KANSAS CITY, Mo. (LifeSiteNews.com) – The US Supreme Court confirmed a lower court order granting a Missouri prisoner access to an abortion, despite a law that forbids state funds from being used to pay for the procedure. The Supreme Court decision was published without comment
Justice Clarence Thomas, acting alone, temporarily stayed the 8th U.S. Circuit Court of Appeals order Friday. Today theÂcourt ruled to grant the woman’s request, despite the opposition of Missouri’s governor and attorney general.
The unidentified woman, now at Vandalia women’s prison, who was arrested in California for parole violation, claimed she would have aborted the child there had she not been caught. She is between 16 and 17 weeks pregnant.
Gov. Matt Blunt blasted US District Judge Dean Whipple after he ruled earlier Friday that he would not grant the state’s appeal. “This is an outrageous order from an activist federal judge that offends Missouri values,” he said in a statement. “I call on the attorney general to vigorously pursue all available legal options to overturn this offensive federal mandate. It is time for him to aggressively argue that this is an inappropriate use of taxpayer resources and contrary to state law.” Blunt added his disappointment over the Supreme Court ruling, saying the decision “is highly offensive to traditional Missouri values and is contrary to state law, which prohibits taxpayer dollars from being spent to facilitate abortions.”

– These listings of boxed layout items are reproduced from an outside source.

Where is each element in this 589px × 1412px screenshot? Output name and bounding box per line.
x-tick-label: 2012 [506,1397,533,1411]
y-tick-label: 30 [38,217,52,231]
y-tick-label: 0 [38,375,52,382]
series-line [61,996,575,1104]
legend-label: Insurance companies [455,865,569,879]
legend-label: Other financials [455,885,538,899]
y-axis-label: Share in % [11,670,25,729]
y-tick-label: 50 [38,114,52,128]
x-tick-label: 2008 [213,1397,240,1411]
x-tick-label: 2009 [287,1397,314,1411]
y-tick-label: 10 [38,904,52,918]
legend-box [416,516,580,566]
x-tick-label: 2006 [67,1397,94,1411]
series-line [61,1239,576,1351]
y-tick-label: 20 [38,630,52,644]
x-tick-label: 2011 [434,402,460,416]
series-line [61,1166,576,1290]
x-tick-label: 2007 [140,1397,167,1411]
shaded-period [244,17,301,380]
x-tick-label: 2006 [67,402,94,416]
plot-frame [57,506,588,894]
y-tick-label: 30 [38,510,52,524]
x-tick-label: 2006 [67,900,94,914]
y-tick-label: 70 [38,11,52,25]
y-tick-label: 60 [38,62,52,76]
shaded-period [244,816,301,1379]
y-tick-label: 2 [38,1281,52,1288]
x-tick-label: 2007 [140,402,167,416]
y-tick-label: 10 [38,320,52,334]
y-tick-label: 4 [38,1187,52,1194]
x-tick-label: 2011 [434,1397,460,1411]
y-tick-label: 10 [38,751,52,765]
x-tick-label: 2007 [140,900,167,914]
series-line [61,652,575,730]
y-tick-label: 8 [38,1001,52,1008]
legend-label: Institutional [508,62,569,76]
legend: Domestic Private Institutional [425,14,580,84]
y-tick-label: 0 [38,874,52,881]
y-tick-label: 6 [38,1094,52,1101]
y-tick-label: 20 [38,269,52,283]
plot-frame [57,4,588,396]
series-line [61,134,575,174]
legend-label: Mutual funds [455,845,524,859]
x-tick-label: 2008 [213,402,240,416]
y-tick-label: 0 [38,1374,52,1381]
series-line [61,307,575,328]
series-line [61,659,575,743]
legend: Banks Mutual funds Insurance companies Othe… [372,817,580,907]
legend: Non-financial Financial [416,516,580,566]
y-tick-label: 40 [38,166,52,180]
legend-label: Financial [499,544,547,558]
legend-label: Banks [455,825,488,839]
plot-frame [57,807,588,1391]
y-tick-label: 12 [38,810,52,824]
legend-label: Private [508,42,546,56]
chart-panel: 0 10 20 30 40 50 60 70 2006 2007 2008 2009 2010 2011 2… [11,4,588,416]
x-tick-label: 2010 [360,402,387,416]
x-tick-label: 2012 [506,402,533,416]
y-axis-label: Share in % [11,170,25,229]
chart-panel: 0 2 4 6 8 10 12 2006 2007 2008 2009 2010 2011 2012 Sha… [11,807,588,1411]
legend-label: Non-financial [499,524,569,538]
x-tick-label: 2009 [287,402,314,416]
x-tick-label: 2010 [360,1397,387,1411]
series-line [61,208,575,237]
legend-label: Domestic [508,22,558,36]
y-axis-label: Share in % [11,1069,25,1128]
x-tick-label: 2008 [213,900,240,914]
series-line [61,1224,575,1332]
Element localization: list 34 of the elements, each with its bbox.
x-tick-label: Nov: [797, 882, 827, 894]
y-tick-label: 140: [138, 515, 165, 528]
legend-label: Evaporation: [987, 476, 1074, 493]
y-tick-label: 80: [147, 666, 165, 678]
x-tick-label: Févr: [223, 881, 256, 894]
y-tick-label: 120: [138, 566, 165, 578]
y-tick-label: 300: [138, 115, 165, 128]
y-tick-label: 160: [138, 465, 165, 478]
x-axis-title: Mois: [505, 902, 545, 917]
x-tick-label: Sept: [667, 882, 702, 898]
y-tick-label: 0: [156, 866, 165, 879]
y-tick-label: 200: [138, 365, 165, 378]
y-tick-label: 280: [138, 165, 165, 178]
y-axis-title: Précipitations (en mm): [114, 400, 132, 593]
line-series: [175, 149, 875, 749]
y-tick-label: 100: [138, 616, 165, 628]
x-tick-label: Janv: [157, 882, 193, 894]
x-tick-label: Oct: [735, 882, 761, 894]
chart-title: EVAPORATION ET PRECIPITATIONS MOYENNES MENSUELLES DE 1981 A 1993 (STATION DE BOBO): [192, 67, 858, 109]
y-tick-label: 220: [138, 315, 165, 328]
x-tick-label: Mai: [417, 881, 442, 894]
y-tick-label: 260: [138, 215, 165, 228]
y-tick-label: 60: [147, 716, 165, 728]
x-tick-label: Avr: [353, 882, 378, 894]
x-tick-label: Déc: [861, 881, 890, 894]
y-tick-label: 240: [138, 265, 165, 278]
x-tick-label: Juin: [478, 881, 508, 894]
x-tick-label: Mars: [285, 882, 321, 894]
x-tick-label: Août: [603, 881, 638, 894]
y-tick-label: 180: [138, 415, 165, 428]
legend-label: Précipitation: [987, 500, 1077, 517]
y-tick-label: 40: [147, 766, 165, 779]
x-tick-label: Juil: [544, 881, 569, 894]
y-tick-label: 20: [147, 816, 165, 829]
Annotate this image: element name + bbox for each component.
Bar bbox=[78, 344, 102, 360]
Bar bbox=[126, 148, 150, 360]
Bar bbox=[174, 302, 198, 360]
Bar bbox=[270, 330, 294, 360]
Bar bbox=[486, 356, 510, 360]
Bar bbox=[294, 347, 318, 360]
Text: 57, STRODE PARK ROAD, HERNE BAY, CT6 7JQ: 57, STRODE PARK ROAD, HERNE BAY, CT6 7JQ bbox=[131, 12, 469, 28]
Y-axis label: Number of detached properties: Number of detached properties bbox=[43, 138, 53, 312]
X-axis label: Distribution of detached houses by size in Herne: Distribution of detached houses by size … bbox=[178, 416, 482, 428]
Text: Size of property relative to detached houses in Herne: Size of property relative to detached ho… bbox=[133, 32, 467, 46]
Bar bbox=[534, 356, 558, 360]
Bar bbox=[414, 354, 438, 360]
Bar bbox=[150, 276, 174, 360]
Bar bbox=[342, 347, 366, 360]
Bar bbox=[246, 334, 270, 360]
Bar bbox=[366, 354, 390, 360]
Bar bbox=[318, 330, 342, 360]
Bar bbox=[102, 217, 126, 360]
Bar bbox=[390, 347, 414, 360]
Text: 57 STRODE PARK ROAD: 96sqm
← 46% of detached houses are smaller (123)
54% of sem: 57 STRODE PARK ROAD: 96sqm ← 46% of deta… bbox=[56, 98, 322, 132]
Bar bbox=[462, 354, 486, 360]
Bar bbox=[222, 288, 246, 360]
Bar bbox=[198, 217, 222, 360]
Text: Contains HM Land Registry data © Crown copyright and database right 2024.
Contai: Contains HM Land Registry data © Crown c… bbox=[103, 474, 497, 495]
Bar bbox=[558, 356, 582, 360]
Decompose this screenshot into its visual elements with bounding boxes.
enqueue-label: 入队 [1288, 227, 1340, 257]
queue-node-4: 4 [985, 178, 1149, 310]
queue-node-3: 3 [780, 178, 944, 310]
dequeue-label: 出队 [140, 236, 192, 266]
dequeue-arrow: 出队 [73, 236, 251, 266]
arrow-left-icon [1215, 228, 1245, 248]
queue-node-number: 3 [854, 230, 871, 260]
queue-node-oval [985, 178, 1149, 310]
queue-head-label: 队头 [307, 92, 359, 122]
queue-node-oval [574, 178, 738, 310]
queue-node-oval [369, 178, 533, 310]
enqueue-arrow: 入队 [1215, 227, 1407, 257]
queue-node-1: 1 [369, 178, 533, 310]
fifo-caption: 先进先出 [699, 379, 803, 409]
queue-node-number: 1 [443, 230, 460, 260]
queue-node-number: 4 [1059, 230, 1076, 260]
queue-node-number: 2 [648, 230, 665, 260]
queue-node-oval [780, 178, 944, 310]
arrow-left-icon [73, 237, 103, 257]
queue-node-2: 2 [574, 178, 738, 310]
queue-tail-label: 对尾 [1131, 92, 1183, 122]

Missouri Attorney General Jay Nixon’s office, responding to Whipple’s claim that the state was imposing an undue burden on the woman by refusing to allow her to have the abortion, stated, “It is not the prison that has imposed the burden, but the prisoner’s violation of the law that resulted in her incarceration that has imposed the burden.”
Missouri law prohibits “any public funds to be expended for the purpose of performing or assisting an abortion, not necessary to save the life of the mother,” according to an AP report.